À l’école. Je fais des études pour devenir travailleur social, un milieu où tu t’attends à trouver des gens plutôt respectueux et informés… Sauf que j’ai des tas de problèmes en classe. Je suis trans et homo, ce que ne supportent pas un certain nombre de mes camarades. L’un d’eux m’a même dit : «T’es comme Hitler, tu finiras en enfer. » Lui et d’autres refusent que je parle de qui je suis, de mon implication dans une asso LGBT, de qui j’aime…  Tout ce qui fait ma vie, en fait.

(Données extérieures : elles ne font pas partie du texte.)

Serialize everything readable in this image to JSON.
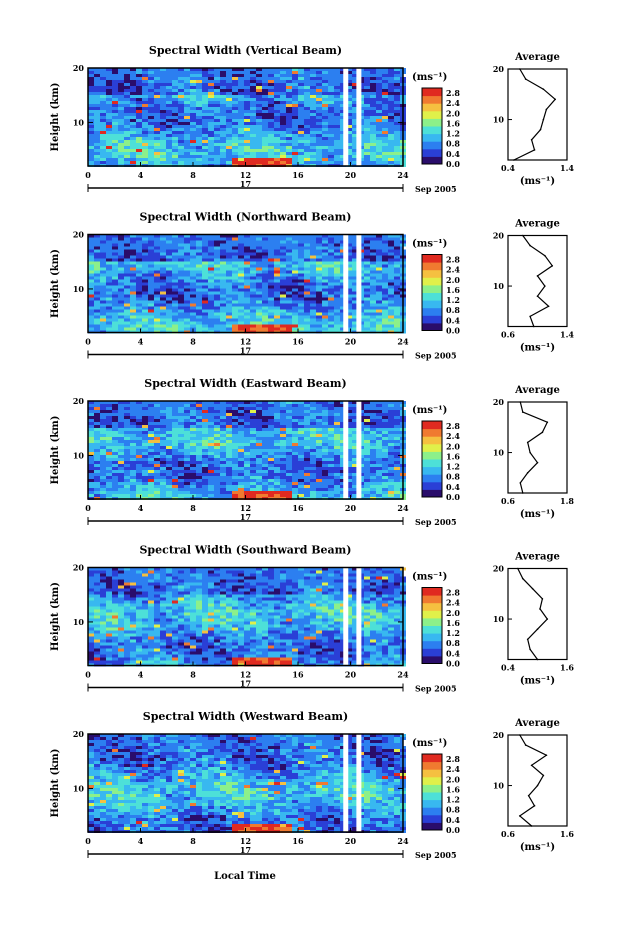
{
  "figure": {
    "xlabel": "Local Time",
    "ylabel": "Height (km)",
    "date_label": "17",
    "month_label": "Sep 2005",
    "colorbar_unit": "(ms⁻¹)",
    "colorbar_ticks": [
      "2.8",
      "2.4",
      "2.0",
      "1.6",
      "1.2",
      "0.8",
      "0.4",
      "0.0"
    ],
    "profile_title": "Average",
    "profile_xlabel": "(ms⁻¹)",
    "colormap": [
      "#2a0d6b",
      "#2a3fd6",
      "#2c7ff0",
      "#38b8f0",
      "#4de0d8",
      "#8cf08a",
      "#e0f04a",
      "#f5c040",
      "#f07a30",
      "#e02a20"
    ]
  },
  "chart_data": [
    {
      "type": "heatmap",
      "title": "Spectral Width (Vertical Beam)",
      "x": {
        "label": "Local Time",
        "range": [
          0,
          24
        ],
        "ticks": [
          0,
          4,
          8,
          12,
          16,
          20,
          24
        ]
      },
      "y": {
        "label": "Height (km)",
        "range": [
          2,
          20
        ],
        "ticks": [
          10,
          20
        ]
      },
      "colorbar": {
        "label": "(ms⁻¹)",
        "range": [
          0,
          3.0
        ],
        "ticks": [
          0.0,
          0.4,
          0.8,
          1.2,
          1.6,
          2.0,
          2.4,
          2.8
        ]
      },
      "data_gap_hours": [
        19.6,
        20.6
      ],
      "profile": {
        "title": "Average",
        "xlabel": "(ms⁻¹)",
        "x_ticks": [
          "0.4",
          "1.4"
        ],
        "y_ticks": [
          10,
          20
        ],
        "xrange": [
          0.4,
          1.4
        ],
        "heights": [
          2,
          4,
          6,
          8,
          10,
          12,
          14,
          16,
          18,
          20
        ],
        "values": [
          0.5,
          0.85,
          0.8,
          0.95,
          1.0,
          1.05,
          1.2,
          1.0,
          0.7,
          0.6
        ]
      }
    },
    {
      "type": "heatmap",
      "title": "Spectral Width (Northward Beam)",
      "x": {
        "label": "Local Time",
        "range": [
          0,
          24
        ],
        "ticks": [
          0,
          4,
          8,
          12,
          16,
          20,
          24
        ]
      },
      "y": {
        "label": "Height (km)",
        "range": [
          2,
          20
        ],
        "ticks": [
          10,
          20
        ]
      },
      "colorbar": {
        "label": "(ms⁻¹)",
        "range": [
          0,
          3.0
        ],
        "ticks": [
          0.0,
          0.4,
          0.8,
          1.2,
          1.6,
          2.0,
          2.4,
          2.8
        ]
      },
      "data_gap_hours": [
        19.6,
        20.6
      ],
      "profile": {
        "title": "Average",
        "xlabel": "(ms⁻¹)",
        "x_ticks": [
          "0.6",
          "1.4"
        ],
        "y_ticks": [
          10,
          20
        ],
        "xrange": [
          0.6,
          1.4
        ],
        "heights": [
          2,
          4,
          6,
          8,
          10,
          12,
          14,
          16,
          18,
          20
        ],
        "values": [
          0.95,
          0.9,
          1.15,
          1.0,
          1.1,
          1.0,
          1.2,
          1.1,
          0.9,
          0.8
        ]
      }
    },
    {
      "type": "heatmap",
      "title": "Spectral Width (Eastward Beam)",
      "x": {
        "label": "Local Time",
        "range": [
          0,
          24
        ],
        "ticks": [
          0,
          4,
          8,
          12,
          16,
          20,
          24
        ]
      },
      "y": {
        "label": "Height (km)",
        "range": [
          2,
          20
        ],
        "ticks": [
          10,
          20
        ]
      },
      "colorbar": {
        "label": "(ms⁻¹)",
        "range": [
          0,
          3.0
        ],
        "ticks": [
          0.0,
          0.4,
          0.8,
          1.2,
          1.6,
          2.0,
          2.4,
          2.8
        ]
      },
      "data_gap_hours": [
        19.6,
        20.6
      ],
      "profile": {
        "title": "Average",
        "xlabel": "(ms⁻¹)",
        "x_ticks": [
          "0.6",
          "1.8"
        ],
        "y_ticks": [
          10,
          20
        ],
        "xrange": [
          0.6,
          1.8
        ],
        "heights": [
          2,
          4,
          6,
          8,
          10,
          12,
          14,
          16,
          18,
          20
        ],
        "values": [
          0.9,
          0.85,
          1.0,
          1.2,
          1.05,
          1.0,
          1.3,
          1.4,
          0.9,
          0.85
        ]
      }
    },
    {
      "type": "heatmap",
      "title": "Spectral Width (Southward Beam)",
      "x": {
        "label": "Local Time",
        "range": [
          0,
          24
        ],
        "ticks": [
          0,
          4,
          8,
          12,
          16,
          20,
          24
        ]
      },
      "y": {
        "label": "Height (km)",
        "range": [
          2,
          20
        ],
        "ticks": [
          10,
          20
        ]
      },
      "colorbar": {
        "label": "(ms⁻¹)",
        "range": [
          0,
          3.0
        ],
        "ticks": [
          0.0,
          0.4,
          0.8,
          1.2,
          1.6,
          2.0,
          2.4,
          2.8
        ]
      },
      "data_gap_hours": [
        19.6,
        20.6
      ],
      "profile": {
        "title": "Average",
        "xlabel": "(ms⁻¹)",
        "x_ticks": [
          "0.4",
          "1.6"
        ],
        "y_ticks": [
          10,
          20
        ],
        "xrange": [
          0.4,
          1.6
        ],
        "heights": [
          2,
          4,
          6,
          8,
          10,
          12,
          14,
          16,
          18,
          20
        ],
        "values": [
          1.0,
          0.85,
          0.8,
          1.0,
          1.2,
          1.05,
          1.1,
          0.9,
          0.7,
          0.6
        ]
      }
    },
    {
      "type": "heatmap",
      "title": "Spectral Width (Westward Beam)",
      "x": {
        "label": "Local Time",
        "range": [
          0,
          24
        ],
        "ticks": [
          0,
          4,
          8,
          12,
          16,
          20,
          24
        ]
      },
      "y": {
        "label": "Height (km)",
        "range": [
          2,
          20
        ],
        "ticks": [
          10,
          20
        ]
      },
      "colorbar": {
        "label": "(ms⁻¹)",
        "range": [
          0,
          3.0
        ],
        "ticks": [
          0.0,
          0.4,
          0.8,
          1.2,
          1.6,
          2.0,
          2.4,
          2.8
        ]
      },
      "data_gap_hours": [
        19.6,
        20.6
      ],
      "profile": {
        "title": "Average",
        "xlabel": "(ms⁻¹)",
        "x_ticks": [
          "0.6",
          "1.6"
        ],
        "y_ticks": [
          10,
          20
        ],
        "xrange": [
          0.6,
          1.6
        ],
        "heights": [
          2,
          4,
          6,
          8,
          10,
          12,
          14,
          16,
          18,
          20
        ],
        "values": [
          1.0,
          0.8,
          1.05,
          0.95,
          1.1,
          1.2,
          1.0,
          1.25,
          0.9,
          0.8
        ]
      }
    }
  ]
}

La règle dans ce genre de formation, c’est qu’on doit fonctionner en équipe, alors je ne parle plus de rien pour éviter les conflits. Et c’est pas mieux avec les profs : plusieurs m’ont dit qu’ils refuseraient toujours de m’appeler Valentin, sous prétexte que ça serait contraire à ce que disent mes papiers, donc à la loi. Je vais faire la démarche pour tout officialiser mais le changement de nom, avec les frais de notaire, d’avocat et tout ça, ça coûte plus de 500 €. Certains de mes potes économisent pour s’acheter une Playstation, moi je vais m’acheter mon prénom.

Jolie moto, Murielle… T’as été discriminée dernièrement ?
Oui, par La Poste. À chaque fois que je vais chercher un recommandé ou un colis, c’est la galère. La dernière fois, je montre mes papiers et là, le type me demande : « J’ai la carte d’identité de votre mari, mais elle est où, la procuration qui va avec ? » Il ne voulait pas me donner mon courrier. Un autre jour, la guichetière me prend ma carte d’identité puis va trouver sa collègue un peu plus loin. Au bout d’un moment, je les voyais rigoler en me regardant et j’ai compris qu’elles étaient en train de se foutre de ma gueule derrière leur comptoir. En plus, je ne suis pas française, je viens du Québec et ça complique encore les choses. Ce qui m’ennuie aussi, ce sont les insinuations pendant les entretiens d’embauche, « Vous comptez avoir des enfants ? », ce genre de phrase… Mais ça, toutes les femmes y ont droit.

Dis, Shana, quand est-ce que la société t’a foutu tes droits dans la gueule ?
Il y a quelques mois, un type m’a cassé la figure dans la rue en bas de chez moi, à Limoges. J’avais mes écouteurs, je ne l’ai pas entendu arriver. J’ai compris ce qui se passait seulement quand j’ai pris les premiers coups. J’ai eu la lèvre éclatée, l’arcade défoncée et puis mon nez aussi, je pissais le sang. Le type n’a pas été retrouvé.

Ah et puis il y a 6 mois, j’ai été licenciée. Je bossais pour une marque de vêtement qui fait du porte-à-porte. Je m’habillais très mec quand j’ai pris ce travail, jogging, baskets… Puis j’ai commencé l’hormonothérapie et j’ai expliqué à l’entreprise que j’entamais une transition. Un mois plus tard, certains de mes clients m’ont téléphoné pour me dire que mon patron les avait contactés et qu’il cherchait à produire des témoignages bidon sur de soi-disant fautes professionnelles. J’ai ensuite été virée pour « Motif réel et sérieux ». Je n’ai même pas bataillé, je me suis tirée. Je sais très bien ce que c’était, leur « motif sérieux ».